The chapters of this Handbook volume covers nine main topics that are representative of recent
theoretical and algorithmic developments in the field. In addition to
the nine papers that present the state of the art, there is an article on
the early history of the field.
The handbook will be a useful reference to experts in the field
as well as students and others who want to learn about discrete
optimization.
All of the chapters in this handbook are written by authors who have
made significant original contributions to their topics. Herewith a brief introduction to the chapters
of the handbook.
"On the history of combinatorial optimization (until 1960)" goes back to work of Monge in the 18th century on the assignment problem and presents six problem areas: assignment, transportation,
maximum flow, shortest tree, shortest path and traveling salesman.

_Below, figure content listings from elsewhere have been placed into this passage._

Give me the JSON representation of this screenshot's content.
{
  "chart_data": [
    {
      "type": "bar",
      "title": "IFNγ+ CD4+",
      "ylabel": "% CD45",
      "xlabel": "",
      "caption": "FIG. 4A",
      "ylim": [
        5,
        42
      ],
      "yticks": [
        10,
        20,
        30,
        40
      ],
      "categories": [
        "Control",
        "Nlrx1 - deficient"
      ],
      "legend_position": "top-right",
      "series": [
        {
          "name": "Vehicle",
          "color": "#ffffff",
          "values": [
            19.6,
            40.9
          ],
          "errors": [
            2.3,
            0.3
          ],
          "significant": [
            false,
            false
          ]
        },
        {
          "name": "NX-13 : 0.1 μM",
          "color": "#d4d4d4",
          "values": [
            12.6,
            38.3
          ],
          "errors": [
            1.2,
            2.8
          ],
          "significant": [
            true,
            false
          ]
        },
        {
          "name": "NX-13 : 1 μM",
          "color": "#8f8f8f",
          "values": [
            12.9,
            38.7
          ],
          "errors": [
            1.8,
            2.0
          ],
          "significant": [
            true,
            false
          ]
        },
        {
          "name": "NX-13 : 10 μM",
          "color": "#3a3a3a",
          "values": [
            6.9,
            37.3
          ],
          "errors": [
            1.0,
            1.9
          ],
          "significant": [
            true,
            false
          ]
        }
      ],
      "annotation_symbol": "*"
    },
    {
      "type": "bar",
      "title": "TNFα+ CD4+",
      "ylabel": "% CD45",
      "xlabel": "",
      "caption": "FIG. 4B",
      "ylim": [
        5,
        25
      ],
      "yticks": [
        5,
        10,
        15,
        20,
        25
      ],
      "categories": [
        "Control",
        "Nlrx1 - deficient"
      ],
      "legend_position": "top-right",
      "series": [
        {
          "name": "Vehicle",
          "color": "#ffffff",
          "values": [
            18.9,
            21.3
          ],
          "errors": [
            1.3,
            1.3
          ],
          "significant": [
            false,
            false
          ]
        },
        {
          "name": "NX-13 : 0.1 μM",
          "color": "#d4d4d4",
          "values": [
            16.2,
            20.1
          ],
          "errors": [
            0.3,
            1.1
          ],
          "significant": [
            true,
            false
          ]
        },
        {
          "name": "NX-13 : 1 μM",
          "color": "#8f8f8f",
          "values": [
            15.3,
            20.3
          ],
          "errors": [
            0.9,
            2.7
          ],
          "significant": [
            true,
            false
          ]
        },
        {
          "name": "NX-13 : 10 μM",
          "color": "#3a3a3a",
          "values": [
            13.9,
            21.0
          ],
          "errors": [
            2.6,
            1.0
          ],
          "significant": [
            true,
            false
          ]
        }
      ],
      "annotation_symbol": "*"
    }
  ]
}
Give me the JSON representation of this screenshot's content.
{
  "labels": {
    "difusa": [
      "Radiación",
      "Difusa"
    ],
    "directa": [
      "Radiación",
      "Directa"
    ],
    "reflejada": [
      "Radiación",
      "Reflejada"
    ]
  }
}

The branch-and-cut algorithm of integer programming is the
computational workhorse of discrete optimization. It provides the
tools that have been implemented in commercial software such as CPLEX
and Xpress MP that make it possible to solve practical problems in
supply chain, manufacturing, telecommunications and many other areas.
"Computational integer programming and cutting planes" presents the key ingredients
of these algorithms.
Although branch-and-cut based on linear programming relaxation is the
most widely used integer programming algorithm, other approaches are
needed to solve instances for which branch-and-cut performs poorly
and to understand better the structure of integral polyhedra. The
next three chapters discuss alternative approaches.
"The structure of group relaxations" studies a family of polyhedra obtained by dropping certain
nonnegativity restrictions on integer programming problems.
Although integer programming is NP-hard in general, it is
polynomially solvable in fixed dimension. "Integer programming, lattices, and results in fixed dimension" presents results in this area including algorithms that use reduced bases of integer lattices that are capable of solving certain classes of integer programs that defy
solution by branch-and-cut.
Relaxation or dual methods, such as cutting plane algorithms,
progressively remove infeasibility while maintaining optimality to
the relaxed problem. Such algorithms have the disadvantage of
possibly obtaining feasibility only when the algorithm terminates.
Primal methods for integer programs, which move from a feasible
solution to a better feasible solution, were studied in the 1960's
but did not appear to be competitive with dual methods. However,
recent development in primal methods presented in "Primal
integer programming" indicate that this approach is not just interesting theoretically but may have
practical implications as well.
The study of matrices that yield integral polyhedra has a long
tradition in integer programming. A major breakthrough occurred in
the 1990's with the development of polyhedral and structural results
and recognition algorithms for balanced matrices. "Balanced matrices" is a tutorial on the
subject.
Submodular function minimization generalizes some linear
combinatorial optimization problems such as minimum cut and is one of
the fundamental problems of the fieldthat is solvable in polynomial
time. "Submodular function minimization" presents the theory and algorithms of this subject.
In the search for tighter relaxations of combinatorial optimization
problems, semidefinite programming provides a generalization of
linear programming that can give better approximations and is still
polynomially solvable. This subject is discussed in "Semidefinite programming and integer programming."
Many real world problems have uncertain data that is known only
probabilistically. Stochastic programming treats this topic, but
until recently it was limited, for computational reasons, to
stochastic linear programs. Stochastic integer programming is now a
high profile research area and recent developments are presented in
"Algorithms for stochastic mixed-integer programming
models."
Resource constrained scheduling is an example of a class of
combinatorial optimization problems that is not naturally formulated
with linear constraints so that linear programming based methods do
not work well. "Constraint programming" presents an alternative enumerative approach
that is complementary to branch-and-cut. Constraint programming,
primarily designed for feasibility problems, does not use a
relaxation to obtain bounds. Instead nodes of the search tree are
pruned by constraint propagation, which tightens bounds on variables
until their values are fixed or their domains are shown to be empty.